“Riya, you have a chemistry test tomorrow. Stop playing!”
“Did you clean your hairbrush, Riya?”
“Why are your dirty socks strewn under the bed, Riya? You are fifteen — a grown-up girl. Pick them up and put them in the laundry.”
These are my interactions with my daughter far too often. Four nights back I was particularly angry because she didn’t sign up for community service hours to keep her place in the Junior Honors Society.
Riya and I carried that tension throughout two days, peppered with my requests that she change her retainers and start working on her robotics project before the deadline.
At night we both went to bed in an angry, foul, unsettled mood. I tried to fall asleep but my mind raced with all the naggings and worries ruining my everyday life. I was worried about Riya not passing her chemistry test. Her chemistry was already weak. I thought of waking her up early so she could revise before leaving home.
The next day was miserable — cold, pouring rain since early morning. I dropped Riya off to school, wishing her good luck.
In the evening as I waited at the school gate to pick up Riya, I saw a young mother trying to cross the road with two little children. One child clung to her chest and the other one was in a stroller. While juggling an umbrella, the woman tried hard to pull the stroller.
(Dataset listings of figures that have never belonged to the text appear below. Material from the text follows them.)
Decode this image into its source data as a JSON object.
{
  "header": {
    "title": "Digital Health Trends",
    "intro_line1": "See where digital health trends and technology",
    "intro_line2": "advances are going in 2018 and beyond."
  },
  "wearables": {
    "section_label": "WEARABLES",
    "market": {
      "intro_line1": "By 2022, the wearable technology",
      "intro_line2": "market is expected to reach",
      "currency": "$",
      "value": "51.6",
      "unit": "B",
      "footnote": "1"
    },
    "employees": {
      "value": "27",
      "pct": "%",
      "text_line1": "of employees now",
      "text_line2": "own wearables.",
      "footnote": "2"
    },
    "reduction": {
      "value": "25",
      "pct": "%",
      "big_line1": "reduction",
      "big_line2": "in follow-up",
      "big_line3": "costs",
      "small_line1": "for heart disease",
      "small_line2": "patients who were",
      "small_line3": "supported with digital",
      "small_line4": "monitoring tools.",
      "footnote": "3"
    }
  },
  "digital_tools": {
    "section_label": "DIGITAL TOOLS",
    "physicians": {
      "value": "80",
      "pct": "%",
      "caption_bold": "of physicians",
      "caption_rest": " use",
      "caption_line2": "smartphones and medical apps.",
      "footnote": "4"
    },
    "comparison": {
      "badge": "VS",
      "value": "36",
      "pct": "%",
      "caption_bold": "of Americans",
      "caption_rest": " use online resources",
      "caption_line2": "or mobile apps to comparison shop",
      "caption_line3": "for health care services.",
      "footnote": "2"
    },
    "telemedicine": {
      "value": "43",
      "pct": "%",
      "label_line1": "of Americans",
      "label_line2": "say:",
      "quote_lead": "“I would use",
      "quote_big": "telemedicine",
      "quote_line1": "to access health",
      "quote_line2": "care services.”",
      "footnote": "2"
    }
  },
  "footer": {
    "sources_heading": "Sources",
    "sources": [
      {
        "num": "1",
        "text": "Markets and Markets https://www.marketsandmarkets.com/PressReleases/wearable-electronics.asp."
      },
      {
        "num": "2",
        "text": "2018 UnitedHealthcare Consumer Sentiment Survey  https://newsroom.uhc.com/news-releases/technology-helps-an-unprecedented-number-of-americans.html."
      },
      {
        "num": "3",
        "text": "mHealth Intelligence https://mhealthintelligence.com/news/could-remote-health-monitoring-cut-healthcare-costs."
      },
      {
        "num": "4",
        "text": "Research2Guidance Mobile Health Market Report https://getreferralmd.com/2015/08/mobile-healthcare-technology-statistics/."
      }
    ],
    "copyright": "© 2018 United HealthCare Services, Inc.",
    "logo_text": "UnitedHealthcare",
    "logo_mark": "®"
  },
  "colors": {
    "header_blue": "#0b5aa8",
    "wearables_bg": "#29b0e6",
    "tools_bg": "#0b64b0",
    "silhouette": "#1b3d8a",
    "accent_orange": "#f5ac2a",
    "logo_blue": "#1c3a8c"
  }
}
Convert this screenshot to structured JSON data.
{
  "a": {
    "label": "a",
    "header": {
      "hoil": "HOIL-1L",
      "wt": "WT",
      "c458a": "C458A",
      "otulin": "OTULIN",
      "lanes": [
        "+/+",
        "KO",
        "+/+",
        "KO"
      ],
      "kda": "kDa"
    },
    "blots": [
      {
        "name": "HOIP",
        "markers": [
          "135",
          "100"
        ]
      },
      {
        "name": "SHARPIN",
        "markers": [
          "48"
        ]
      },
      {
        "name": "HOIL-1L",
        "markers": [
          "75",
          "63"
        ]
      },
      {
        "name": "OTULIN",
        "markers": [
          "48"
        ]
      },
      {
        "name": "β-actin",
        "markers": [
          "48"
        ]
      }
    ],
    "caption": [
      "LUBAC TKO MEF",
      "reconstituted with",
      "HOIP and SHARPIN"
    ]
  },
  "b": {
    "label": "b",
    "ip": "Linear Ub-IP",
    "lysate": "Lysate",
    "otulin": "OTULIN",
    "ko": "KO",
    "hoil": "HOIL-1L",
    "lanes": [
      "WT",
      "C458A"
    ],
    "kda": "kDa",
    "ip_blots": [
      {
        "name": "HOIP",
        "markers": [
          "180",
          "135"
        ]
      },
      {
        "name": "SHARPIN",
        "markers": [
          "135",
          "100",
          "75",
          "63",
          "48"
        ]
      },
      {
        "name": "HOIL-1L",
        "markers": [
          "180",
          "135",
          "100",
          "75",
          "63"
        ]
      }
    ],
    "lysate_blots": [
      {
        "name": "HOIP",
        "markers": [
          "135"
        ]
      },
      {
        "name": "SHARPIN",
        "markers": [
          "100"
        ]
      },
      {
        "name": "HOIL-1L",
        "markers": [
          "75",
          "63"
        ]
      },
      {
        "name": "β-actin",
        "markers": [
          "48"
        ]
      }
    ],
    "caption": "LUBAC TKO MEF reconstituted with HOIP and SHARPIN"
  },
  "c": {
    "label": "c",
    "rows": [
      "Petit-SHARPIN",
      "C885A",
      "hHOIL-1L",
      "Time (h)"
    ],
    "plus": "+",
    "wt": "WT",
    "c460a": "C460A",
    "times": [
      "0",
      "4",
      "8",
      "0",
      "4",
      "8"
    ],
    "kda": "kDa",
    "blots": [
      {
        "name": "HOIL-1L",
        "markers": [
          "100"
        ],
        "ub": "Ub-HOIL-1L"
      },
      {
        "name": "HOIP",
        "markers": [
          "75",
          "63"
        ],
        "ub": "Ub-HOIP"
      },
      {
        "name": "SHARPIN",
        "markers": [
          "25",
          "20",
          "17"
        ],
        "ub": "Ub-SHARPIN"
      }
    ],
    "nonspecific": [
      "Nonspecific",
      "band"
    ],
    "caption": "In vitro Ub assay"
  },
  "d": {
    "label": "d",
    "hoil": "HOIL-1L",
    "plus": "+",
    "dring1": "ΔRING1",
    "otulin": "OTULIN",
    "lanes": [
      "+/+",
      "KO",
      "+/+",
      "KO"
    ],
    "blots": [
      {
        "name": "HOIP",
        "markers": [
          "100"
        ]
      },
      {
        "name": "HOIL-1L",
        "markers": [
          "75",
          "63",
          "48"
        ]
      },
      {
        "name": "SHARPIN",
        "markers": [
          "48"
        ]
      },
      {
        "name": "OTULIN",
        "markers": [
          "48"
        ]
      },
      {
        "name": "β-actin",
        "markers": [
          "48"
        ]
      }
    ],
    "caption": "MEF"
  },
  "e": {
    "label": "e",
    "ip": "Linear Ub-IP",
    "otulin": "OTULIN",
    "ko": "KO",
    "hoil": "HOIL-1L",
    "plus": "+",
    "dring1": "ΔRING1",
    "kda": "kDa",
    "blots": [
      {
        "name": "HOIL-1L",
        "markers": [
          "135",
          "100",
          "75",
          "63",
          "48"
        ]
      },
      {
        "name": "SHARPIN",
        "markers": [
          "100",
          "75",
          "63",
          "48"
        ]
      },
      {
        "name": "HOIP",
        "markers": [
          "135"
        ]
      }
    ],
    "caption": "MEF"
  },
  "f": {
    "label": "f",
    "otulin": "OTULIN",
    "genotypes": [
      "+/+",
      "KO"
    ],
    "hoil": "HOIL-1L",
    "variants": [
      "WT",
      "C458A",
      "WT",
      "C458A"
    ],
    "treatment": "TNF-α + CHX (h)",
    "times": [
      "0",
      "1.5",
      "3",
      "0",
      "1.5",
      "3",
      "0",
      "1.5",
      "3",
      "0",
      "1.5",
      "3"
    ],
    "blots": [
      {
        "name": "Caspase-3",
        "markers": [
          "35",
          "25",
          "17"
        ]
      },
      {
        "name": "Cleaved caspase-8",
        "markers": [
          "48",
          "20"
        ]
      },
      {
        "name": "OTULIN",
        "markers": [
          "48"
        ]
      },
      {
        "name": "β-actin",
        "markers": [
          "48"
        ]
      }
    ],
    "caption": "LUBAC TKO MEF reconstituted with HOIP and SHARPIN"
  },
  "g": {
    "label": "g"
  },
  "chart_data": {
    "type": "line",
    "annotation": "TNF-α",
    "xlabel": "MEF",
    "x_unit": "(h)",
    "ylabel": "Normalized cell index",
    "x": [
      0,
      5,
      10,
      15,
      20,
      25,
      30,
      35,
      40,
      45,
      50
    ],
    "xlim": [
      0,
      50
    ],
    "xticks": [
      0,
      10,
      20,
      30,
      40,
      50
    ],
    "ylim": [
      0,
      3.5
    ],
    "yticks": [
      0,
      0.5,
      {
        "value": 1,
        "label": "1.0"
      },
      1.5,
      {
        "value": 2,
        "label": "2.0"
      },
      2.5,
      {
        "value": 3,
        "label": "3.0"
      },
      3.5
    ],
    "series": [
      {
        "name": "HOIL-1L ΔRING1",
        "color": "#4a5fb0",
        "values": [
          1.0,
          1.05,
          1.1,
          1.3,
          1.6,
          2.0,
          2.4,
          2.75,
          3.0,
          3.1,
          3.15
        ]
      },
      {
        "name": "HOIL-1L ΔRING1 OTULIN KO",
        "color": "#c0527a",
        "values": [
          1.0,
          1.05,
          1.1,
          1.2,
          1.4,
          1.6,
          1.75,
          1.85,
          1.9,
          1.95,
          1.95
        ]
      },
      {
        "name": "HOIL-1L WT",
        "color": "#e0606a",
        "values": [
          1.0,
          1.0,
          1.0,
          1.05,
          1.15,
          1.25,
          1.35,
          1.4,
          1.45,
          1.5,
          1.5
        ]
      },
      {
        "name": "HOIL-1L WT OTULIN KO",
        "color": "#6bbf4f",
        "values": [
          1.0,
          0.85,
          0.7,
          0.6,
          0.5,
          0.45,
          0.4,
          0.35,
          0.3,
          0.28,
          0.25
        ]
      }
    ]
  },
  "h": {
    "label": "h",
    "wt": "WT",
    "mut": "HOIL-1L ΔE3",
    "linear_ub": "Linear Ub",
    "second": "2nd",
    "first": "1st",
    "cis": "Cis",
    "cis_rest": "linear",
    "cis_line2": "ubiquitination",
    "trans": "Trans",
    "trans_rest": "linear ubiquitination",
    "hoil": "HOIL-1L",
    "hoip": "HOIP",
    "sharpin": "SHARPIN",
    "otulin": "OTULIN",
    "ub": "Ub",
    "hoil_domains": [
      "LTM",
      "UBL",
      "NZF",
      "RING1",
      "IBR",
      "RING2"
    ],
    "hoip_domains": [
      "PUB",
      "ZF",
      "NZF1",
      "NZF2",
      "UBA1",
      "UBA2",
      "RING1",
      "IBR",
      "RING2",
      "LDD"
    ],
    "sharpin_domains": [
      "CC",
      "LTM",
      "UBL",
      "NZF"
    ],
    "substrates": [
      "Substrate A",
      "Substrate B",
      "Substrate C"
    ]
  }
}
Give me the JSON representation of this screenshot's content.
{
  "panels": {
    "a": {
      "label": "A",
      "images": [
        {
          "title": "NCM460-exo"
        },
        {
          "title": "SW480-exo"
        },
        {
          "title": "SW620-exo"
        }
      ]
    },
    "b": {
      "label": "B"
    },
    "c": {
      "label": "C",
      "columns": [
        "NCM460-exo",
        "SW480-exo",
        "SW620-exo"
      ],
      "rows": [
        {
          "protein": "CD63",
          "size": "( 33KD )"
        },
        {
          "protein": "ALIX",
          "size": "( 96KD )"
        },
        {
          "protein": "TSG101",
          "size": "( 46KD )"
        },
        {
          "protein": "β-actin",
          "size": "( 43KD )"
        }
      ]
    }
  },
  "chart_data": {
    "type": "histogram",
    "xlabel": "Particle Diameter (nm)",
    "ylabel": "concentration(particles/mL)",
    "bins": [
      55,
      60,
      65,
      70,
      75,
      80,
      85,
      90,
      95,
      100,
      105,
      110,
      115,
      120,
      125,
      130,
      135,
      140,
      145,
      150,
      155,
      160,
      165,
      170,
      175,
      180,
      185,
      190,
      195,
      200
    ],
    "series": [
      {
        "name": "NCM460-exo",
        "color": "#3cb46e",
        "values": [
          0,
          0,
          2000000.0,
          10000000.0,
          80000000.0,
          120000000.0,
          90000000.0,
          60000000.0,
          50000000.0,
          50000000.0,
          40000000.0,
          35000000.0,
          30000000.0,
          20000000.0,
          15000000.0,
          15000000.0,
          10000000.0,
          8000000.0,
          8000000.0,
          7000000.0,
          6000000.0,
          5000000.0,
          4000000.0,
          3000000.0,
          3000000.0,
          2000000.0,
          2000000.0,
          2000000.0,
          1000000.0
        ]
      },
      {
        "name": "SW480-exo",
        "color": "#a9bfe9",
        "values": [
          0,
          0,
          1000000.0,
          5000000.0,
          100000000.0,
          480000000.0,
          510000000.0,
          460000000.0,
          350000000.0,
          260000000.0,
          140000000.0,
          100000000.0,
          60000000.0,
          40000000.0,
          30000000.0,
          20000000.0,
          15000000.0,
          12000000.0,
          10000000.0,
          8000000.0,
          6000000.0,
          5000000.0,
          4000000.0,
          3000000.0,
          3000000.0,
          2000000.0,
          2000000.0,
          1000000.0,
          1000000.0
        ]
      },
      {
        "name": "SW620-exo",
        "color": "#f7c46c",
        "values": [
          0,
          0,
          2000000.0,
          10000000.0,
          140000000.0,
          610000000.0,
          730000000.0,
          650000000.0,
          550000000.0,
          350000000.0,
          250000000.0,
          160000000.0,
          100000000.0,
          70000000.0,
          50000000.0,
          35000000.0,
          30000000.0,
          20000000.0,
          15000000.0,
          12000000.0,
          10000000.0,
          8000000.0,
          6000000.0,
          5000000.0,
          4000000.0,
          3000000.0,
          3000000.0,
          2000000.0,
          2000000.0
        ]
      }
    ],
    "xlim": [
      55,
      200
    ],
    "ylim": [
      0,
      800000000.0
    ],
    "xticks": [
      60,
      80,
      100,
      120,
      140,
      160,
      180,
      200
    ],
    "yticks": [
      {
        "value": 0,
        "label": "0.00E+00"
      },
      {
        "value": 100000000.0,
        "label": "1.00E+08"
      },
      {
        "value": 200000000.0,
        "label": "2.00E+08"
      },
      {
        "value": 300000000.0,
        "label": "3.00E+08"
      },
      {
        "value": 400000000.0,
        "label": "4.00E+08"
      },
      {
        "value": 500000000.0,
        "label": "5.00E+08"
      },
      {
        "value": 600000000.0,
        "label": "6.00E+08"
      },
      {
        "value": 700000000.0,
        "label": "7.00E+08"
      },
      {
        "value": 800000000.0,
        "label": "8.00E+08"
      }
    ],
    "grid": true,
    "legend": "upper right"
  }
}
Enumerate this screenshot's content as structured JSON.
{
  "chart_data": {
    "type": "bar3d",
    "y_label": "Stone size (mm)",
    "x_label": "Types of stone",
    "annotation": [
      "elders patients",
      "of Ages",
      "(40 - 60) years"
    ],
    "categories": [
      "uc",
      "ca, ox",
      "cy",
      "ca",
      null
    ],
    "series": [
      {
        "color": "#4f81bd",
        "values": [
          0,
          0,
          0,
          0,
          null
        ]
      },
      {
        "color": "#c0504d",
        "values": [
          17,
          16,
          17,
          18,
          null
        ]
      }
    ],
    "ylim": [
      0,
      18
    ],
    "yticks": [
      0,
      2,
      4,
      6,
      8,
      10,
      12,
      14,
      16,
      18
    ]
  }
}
Before the mother even noticed, I saw the door of the school corridor open and Riya stepped out – barely recognizable in her new avatar. Riya spotted my car, put on her tennis cap and raced down the block, and veered away from me.
I was flummoxed.
Where is Riya going?
Fifteen-year-old Riya predicted that the young mother would have trouble getting the stroller up and over the elevated road bump. Riya made a b-line and lifted up the backside of the stroller, just in time to ease it over the road bump. The baby still clung to the mother’s chest. The mother turned to Riya, surprised by the sudden appearance of this soggy, disheveled-haired girl whom she had never met.
“Thank you so much, dear,” she said, gratitude flashing across her tired face. “You saved me today.”
Riya shrugged and mumbled, “Sure.” She quickly ran back to my car, brushed off the raindrops, opened the car door, and sat.
And that was it.
I wanted to tell her how proud her kind gesture made me. But I didn’t.
Later I felt bad because the kindness that she showed to a stranger in that heavy rain mattered so much in the grand scheme of life. Being a decent, caring human being was more important than remembering to pick up clothes from the floor and cleaning hair brushes.
If she is willing to help a stranger without prompting, I guess she will do just fine in life too.